It is amazing how you can pass by something without ever noticing it, even in your own neighborhood. A few years ago, while I was training for a marathon, one of my favorite parts about the long runs was noticing new sites around the city that I previously had paid no mind to. For example, I had never noticed the 1767 Milestones located around Boston until I spotted the one on Huntington Ave on a run. After that, I started seeing them around the area on many of my runs. It was amazing to me how these not-so-hidden relics of the past were able to blend in to modern city life.
More recently, I had an even larger historic relic emerge in my neighborhood that had been hidden in plain sight. On Spring Street in West Roxbury, about ¾ of a mile from my house, there was a large stone wall that was overgrown with vegetation. I had been driving past this spot many times over the past two decades, even before I lived in the neighborhood. My brother went to Catholic Memorial right around the corner, so I was in the neighborhood daily during my high school years, and even after would often pass through there going in and out of the city via Centre St. I had never given much though to it, until after I moved to the neighborhood and I had the idea that it might have been more than just a wall; it actually looked like it may have been the abutment a train bridge. This prompted some online sleuthing, and discovering that it was along the right of way of the former Commuter Rail Dedham Branch, which was shut down in the 1960s, not long after the MBTA took over operations of the rail network. There was also a day when I pulled into the Star Market parking lot across the street with a GPS app active on my phone (not something that happens often) and the GPS said “driving on abandoned railroad bed” which was more evidence to me that there had at one point been a railroad bridge there.

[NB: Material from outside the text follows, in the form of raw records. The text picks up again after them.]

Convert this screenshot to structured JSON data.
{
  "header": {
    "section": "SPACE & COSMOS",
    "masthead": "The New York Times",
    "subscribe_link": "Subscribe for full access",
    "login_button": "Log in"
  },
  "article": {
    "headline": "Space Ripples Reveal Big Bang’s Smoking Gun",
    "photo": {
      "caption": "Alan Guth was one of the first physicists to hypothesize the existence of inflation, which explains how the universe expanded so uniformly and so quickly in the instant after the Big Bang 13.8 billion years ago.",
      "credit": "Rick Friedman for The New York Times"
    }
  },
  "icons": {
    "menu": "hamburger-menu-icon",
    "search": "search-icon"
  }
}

Last winter, my interest in the site grew when the vegetation along the abutment got cleared. Walking by in February 2024 after the overgrowth was removed, I noticed that in the middle of the abutment, there was a staircase! It had not been visible before because there were literally trees growing in the middle of it. I took some pictures of the site to do further online sleuthing when I got home. This led to my discovery that it was not just the remains of a bridge, but actually the remnants of an old station! Spring Street Station appears to have opened in the 1880s and closed in the 1930s. About a month after my discovery, Universal Hub had an article that confirmed what I had found and contained some additional details.




The vegetation around the abutment was cleared to make room for four new single-family houses. Over the past year, I have been watching as different parts of the site were cleared, and houses began to rise. Last week, a commercial building abutting the site was demolished to clear more space. Now, three of the four houses are at least to the point of being framed, and construction is at the point where the giant stones from the ruins of the station are being removed and broken into smaller pieces to be hauled away from the site. It is the last impediment to the fourth house being built on the site.







As I have watched this site transform from the remnants of urban transit infrastructure to single-family houses that are the biggest on the block, it has been hard not to find the project ironic given the controversy in the region over the MBTA Communities Act. The law requires municipalities that are served by the MBTA to have zoning for multifamily housing in order to help ease the region’s housing supply shortage. There has been much chaos surrounding the implementation, though, with some towns refusing to comply and suing the state over the law’s requirements, the Supreme Judicial Court upholding the law but saying the regulations surrounding implementation were unenforceable, and the Auditor determining that the requirement is an unfunded mandate. Obviously, I’m not suggesting that the station be reopened instead, but it would make more sense as a multi-unit structures. Being only a short walk from the current Commuter Rail station, directly next to a bus stop, and across the street from a grocery store, it is an ideal location for car-free living. Instead, the location is getting single-family houses with garages that are bigger than all the other houses on the block.




Seeing this project unfold over the last year-plus also makes me think about how quickly things change. This station was operational when my grandparents were kids, and in the course of their lifetime, it became lost and forgotten. I wonder what I take for granted in my neighborhood might be discovered by my grandchildren someday.